The tide seemed to be turning against the Cubans, and in the days that followed they were to face still further losses. The quality of the recruits which were being added to the patriot army did not increase its valor, skill or morale. They lacked guns, and those which they had were of antiquated pattern; there was a woeful scarcity of larger arms and ammunition, and the troops were weary and poorly fed. Against that portion of the Cuban army stationed in the Villa Clara district the Spanish now began to concentrate a large army, pouring troops into that district until they were ten thousand strong.
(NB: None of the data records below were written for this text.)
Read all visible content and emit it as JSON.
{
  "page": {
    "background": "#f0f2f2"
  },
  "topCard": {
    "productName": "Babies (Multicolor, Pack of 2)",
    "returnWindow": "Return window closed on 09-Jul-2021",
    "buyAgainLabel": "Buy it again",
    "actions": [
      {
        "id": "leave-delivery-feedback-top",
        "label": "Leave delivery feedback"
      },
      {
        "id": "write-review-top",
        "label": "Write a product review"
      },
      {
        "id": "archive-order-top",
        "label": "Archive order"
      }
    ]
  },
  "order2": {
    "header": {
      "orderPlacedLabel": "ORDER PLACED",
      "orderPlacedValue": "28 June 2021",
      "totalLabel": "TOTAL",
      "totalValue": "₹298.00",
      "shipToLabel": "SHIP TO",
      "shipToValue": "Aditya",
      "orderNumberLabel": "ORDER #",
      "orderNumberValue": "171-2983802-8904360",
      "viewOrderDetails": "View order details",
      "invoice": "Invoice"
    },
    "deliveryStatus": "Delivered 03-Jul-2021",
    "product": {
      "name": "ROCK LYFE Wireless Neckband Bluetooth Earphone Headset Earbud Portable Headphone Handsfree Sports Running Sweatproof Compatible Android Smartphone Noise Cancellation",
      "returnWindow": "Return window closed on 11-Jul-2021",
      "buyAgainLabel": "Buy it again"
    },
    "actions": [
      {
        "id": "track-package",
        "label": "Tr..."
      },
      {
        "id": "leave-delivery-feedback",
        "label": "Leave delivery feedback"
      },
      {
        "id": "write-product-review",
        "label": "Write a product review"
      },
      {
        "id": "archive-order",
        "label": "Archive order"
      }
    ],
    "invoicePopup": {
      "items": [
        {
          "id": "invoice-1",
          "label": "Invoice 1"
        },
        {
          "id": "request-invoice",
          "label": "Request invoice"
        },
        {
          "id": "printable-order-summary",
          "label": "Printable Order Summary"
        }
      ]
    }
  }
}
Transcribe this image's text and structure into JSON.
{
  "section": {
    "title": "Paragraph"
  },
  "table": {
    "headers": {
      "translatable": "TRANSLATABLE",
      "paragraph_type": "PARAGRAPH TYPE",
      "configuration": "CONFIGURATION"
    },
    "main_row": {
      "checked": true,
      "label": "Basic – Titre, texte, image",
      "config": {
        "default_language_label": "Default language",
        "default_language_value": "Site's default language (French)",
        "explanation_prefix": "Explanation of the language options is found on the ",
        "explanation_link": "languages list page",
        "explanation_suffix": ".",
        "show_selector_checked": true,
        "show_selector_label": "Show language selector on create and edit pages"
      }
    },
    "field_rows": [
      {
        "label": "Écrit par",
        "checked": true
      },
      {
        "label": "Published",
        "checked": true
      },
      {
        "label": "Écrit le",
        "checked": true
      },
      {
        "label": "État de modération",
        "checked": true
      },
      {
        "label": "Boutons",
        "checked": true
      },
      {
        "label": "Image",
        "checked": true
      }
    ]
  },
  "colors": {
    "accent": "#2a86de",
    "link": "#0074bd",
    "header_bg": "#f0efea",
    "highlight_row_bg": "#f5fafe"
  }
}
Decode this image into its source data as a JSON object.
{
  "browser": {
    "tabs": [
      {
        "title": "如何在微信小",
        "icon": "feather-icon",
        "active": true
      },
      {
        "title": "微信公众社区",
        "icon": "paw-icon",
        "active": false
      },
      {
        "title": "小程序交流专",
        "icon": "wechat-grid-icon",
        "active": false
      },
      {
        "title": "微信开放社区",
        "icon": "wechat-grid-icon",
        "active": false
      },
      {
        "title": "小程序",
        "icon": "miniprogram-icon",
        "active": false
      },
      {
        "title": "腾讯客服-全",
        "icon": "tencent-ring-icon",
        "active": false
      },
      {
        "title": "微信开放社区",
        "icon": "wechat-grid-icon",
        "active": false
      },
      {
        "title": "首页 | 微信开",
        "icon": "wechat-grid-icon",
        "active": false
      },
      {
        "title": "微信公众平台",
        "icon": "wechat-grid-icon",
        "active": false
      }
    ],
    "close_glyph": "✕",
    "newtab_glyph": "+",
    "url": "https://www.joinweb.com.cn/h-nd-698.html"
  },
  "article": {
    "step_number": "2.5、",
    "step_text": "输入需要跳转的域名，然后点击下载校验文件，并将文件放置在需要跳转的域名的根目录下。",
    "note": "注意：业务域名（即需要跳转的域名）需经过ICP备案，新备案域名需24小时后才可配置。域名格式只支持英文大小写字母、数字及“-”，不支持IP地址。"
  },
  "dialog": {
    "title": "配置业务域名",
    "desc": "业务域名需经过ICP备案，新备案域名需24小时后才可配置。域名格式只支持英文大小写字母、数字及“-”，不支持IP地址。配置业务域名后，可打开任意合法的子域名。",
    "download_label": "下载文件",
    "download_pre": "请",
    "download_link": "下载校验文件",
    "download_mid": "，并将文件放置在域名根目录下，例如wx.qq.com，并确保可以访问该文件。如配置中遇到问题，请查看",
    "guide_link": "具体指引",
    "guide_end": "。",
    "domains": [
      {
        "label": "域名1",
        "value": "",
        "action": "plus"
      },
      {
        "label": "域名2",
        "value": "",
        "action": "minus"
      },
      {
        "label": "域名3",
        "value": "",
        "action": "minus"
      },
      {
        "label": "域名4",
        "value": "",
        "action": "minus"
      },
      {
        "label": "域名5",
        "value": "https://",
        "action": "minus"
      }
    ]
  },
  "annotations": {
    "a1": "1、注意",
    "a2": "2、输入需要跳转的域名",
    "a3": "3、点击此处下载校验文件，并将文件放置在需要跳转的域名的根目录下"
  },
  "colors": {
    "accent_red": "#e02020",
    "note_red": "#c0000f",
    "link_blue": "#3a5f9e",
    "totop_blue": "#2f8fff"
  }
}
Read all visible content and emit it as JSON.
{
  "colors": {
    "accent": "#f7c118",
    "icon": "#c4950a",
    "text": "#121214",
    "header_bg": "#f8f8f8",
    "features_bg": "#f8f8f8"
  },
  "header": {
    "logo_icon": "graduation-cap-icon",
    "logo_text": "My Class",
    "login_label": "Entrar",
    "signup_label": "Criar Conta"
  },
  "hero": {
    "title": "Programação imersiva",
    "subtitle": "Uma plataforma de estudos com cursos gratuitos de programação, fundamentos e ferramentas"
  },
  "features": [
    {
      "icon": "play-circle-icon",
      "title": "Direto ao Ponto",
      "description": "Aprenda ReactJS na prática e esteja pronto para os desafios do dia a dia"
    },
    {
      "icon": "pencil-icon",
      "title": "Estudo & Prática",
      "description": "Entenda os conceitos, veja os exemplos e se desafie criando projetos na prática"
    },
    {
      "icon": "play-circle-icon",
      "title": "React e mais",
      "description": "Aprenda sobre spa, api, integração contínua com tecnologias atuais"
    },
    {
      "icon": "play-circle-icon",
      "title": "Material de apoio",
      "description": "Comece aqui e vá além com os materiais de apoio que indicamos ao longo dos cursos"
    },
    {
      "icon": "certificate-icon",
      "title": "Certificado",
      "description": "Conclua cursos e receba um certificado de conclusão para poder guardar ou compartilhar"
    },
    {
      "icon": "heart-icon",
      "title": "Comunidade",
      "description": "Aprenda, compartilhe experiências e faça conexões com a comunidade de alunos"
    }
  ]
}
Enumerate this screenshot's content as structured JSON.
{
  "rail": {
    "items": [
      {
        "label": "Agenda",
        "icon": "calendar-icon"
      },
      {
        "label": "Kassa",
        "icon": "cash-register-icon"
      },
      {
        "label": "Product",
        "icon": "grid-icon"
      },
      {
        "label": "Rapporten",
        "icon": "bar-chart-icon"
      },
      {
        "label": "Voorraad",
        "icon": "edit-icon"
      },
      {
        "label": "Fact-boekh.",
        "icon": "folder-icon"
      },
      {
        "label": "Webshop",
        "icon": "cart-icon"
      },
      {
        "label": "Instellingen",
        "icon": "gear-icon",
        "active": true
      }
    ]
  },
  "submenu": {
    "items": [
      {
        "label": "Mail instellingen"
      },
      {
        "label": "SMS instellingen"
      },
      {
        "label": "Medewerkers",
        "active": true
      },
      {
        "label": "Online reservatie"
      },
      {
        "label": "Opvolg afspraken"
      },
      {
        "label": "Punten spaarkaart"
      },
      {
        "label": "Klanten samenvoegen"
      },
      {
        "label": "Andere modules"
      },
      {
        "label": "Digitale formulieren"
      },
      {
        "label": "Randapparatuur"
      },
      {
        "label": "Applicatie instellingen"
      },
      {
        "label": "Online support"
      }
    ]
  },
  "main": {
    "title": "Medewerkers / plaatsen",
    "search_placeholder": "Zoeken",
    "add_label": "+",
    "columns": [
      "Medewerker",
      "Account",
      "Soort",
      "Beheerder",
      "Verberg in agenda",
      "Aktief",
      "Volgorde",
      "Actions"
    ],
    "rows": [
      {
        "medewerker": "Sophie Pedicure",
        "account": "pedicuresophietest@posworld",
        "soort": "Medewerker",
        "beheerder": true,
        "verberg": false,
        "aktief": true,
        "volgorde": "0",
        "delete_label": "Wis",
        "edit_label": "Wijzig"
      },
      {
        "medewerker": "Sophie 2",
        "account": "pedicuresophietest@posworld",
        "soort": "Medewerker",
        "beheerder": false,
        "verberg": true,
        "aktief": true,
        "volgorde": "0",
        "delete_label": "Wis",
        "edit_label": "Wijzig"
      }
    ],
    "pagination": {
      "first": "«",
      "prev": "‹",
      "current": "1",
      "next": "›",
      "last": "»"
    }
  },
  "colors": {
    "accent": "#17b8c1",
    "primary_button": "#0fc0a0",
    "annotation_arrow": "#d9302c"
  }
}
The Cubans were outnumbered, and lacked the weapons of warfare, they had been outmanoeuvred, and suffered tremendous losses, and yet another crushing defeat lay before them, for on March 20, two thousand Cubans who were, as they fondly believed, strongly entrenched at Placitas, were put to flight by a small body of Spanish troops, highly skilled and well armed it is true, but numbering only three hundred regulars and a small company of the much feared Volunteers.

Emboldened by these successes, the Captain-General again shifted his position, and issued an order, to be made the excuse for an outrage against American shipping, which was severely to tax the friendliness of international relations. The Spanish government was ever haunted by the bugbear of American intervention, and doubtless the decree in question was issued as a preventive against such action, for the Spanish well knew that should such intervention once take place their cause would be irrevocably lost, and with it their dominion over Cuba. The decree provided for the confiscation on the high seas of any and all vessels carrying either men, arms or ammunition or all three, or indeed anything which might be construed as intended for material aid to the revolutionists, and further provided that "all persons captured on such vessels without regard to their number will be immediately executed." Viewed in the calm light of history this decree would seem bound, if enforced, to be almost suicidal to the Spanish interests, being in opposition to law and justice, and in express violation of existing treaty obligations between Spain and the United States, and thus bound to bring a storm of protest from the United States government.